Recording gradients for each datum in a batch

I am training a small language model with batch size 100 and context length 512. My loss is the standard CrossEntropyLoss. I am using the reduction="none" parameter to get a loss tensor of shape (100, 512) for a total of 51200 entries. I am actually interested in the gradients for all of my model parameters on each datum. For a model interpretability experiment, I really do need the datum-grain gradients rather than the batch-grain gradients. In other words, on every training step, I’d like to retrieve the gradients for all p in model.parameters() that have requires_grad=True separately for each of the 100 datums in my batch, which should be about 100x my model size to store. In particular, I do not want the averaged gradient across the batch.

My current approach has been to record all gradients for every token and every datum (every element of the (100, 512) loss tensor) separately and then perform the necessary arithmetic to recover the datum-level gradients. A rough example of this is shown in the code snippet below. This has worked fine on smaller runs (3-layer models with ~1M tokens of training, a batch size of 20 and a context length of 30). However, it is taking far too long on larger models. In particular, for my current architecture I observe that one call to loss[k].backward(retain_graph=True) takes 0.03s, which means a single training step would require around 51200*0.03s = 25m to record datum-level gradients. I expect to run the training process for about 50k steps so that would require about 2.3years to run in full.

total_grads = {
    name: torch.zeros_like(param) for name, param in self.model.named_parameters()
    if name not in self.exclude_units
}
# At this point, the loss has been flattened to show data contiguously by batch.
# We iterate over each batch and context to process the gradients into datum-level gradients.
for batch in range(data.shape[0]):
    new_grads = {
        name: torch.zeros_like(param) for name, param in self.model.named_parameters()
        if name not in self.exclude_units
    }
    for token_index in range(data.shape[1]):
        k = batch * data.shape[0] + token_index
        loss[k].backward(retain_graph=True)
        for name, param in self.model.named_parameters():
            if name not in self.exclude_units:
                new_grads[name].add_(param.grad.data * -learning_rate / loss.size(0))
            total_grads[name].add_(param.grad.data)
    
        model.zero_grad()
    self.record(new_grads)

I have tried using something like this previous question to compute gradients on the loss tensor instead of the aggregated scalar when CrossEntropyLoss(reduction="mean") instead of "none". However, this does not give me what I need as it does not give gradients for the model-parameters; I believe it only captures computes at the root node of the computational graph.
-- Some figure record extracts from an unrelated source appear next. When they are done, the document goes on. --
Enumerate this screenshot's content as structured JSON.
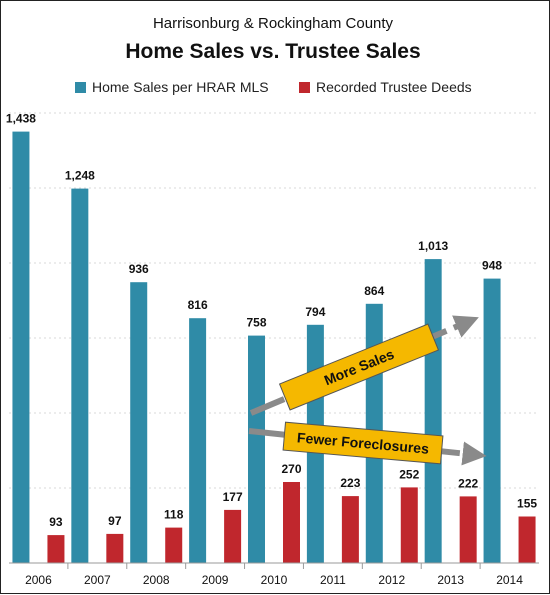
{
  "chart_data": {
    "type": "bar",
    "subtitle": "Harrisonburg & Rockingham County",
    "title": "Home Sales vs. Trustee Sales",
    "categories": [
      "2006",
      "2007",
      "2008",
      "2009",
      "2010",
      "2011",
      "2012",
      "2013",
      "2014"
    ],
    "series": [
      {
        "name": "Home Sales per HRAR MLS",
        "color": "#2f8ba7",
        "values": [
          1438,
          1248,
          936,
          816,
          758,
          794,
          864,
          1013,
          948
        ],
        "labels": [
          "1,438",
          "1,248",
          "936",
          "816",
          "758",
          "794",
          "864",
          "1,013",
          "948"
        ]
      },
      {
        "name": "Recorded Trustee Deeds",
        "color": "#c0272d",
        "values": [
          93,
          97,
          118,
          177,
          270,
          223,
          252,
          222,
          155
        ],
        "labels": [
          "93",
          "97",
          "118",
          "177",
          "270",
          "223",
          "252",
          "222",
          "155"
        ]
      }
    ],
    "ylim": [
      0,
      1500
    ],
    "grid": true,
    "legend": "top",
    "annotations": [
      {
        "text": "More Sales",
        "color": "#f5b800"
      },
      {
        "text": "Fewer Foreclosures",
        "color": "#f5b800"
      }
    ]
  }
}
Is there an efficient method to compute datum-level gradients? If I could get rid of the context length factor that would be a reduction of 512x, which corresponds to a training time of 2.3years / 512 =~ 1.6days which is acceptable. I can think of two techniques:

  1. Extend Torch’s CrossEntropyLoss with reduction="mean" and a new accompanying dim parameter (invoked here with 1) which would perform the mean reduction across a specific tensor dimension. In this case I would use it to reduce along dim=1, the context length axis. I could then invoke loss[k].backward(retain_graph=True) with k varying from 0 to 99 according to the batch_size. It seems the deprecated reduce and size_average parameters of CrossEntropyLoss come close to what I need, but not quite, as they don’t apply to a specific axis. Given also that these are deprecated, I want to check with the team before proceeding in this direction.
  2. Spinning up an array of 512 nodes with A100 GPU devices, and doing a distributed training run with each device mirroring the full training process, but running only the gradients for the kth token (loss[batch_index, k]) where k varies from 0 to 511). I could then perform a map-reduce mean on the .grads from each device to get the datum-level gradients. I could then finally map-reduce mean again to apply the final batch-grain gradient update and take an optimizer step. This approach would needless to say be pretty expensive (512x more costly in GPU hours than my current setup) and I would prefer to avoid it if it possible.

Let me know if I am missing something and there is a more efficient way to achieve this kind of datum-level gradient capture using Torch. Thank you in advance!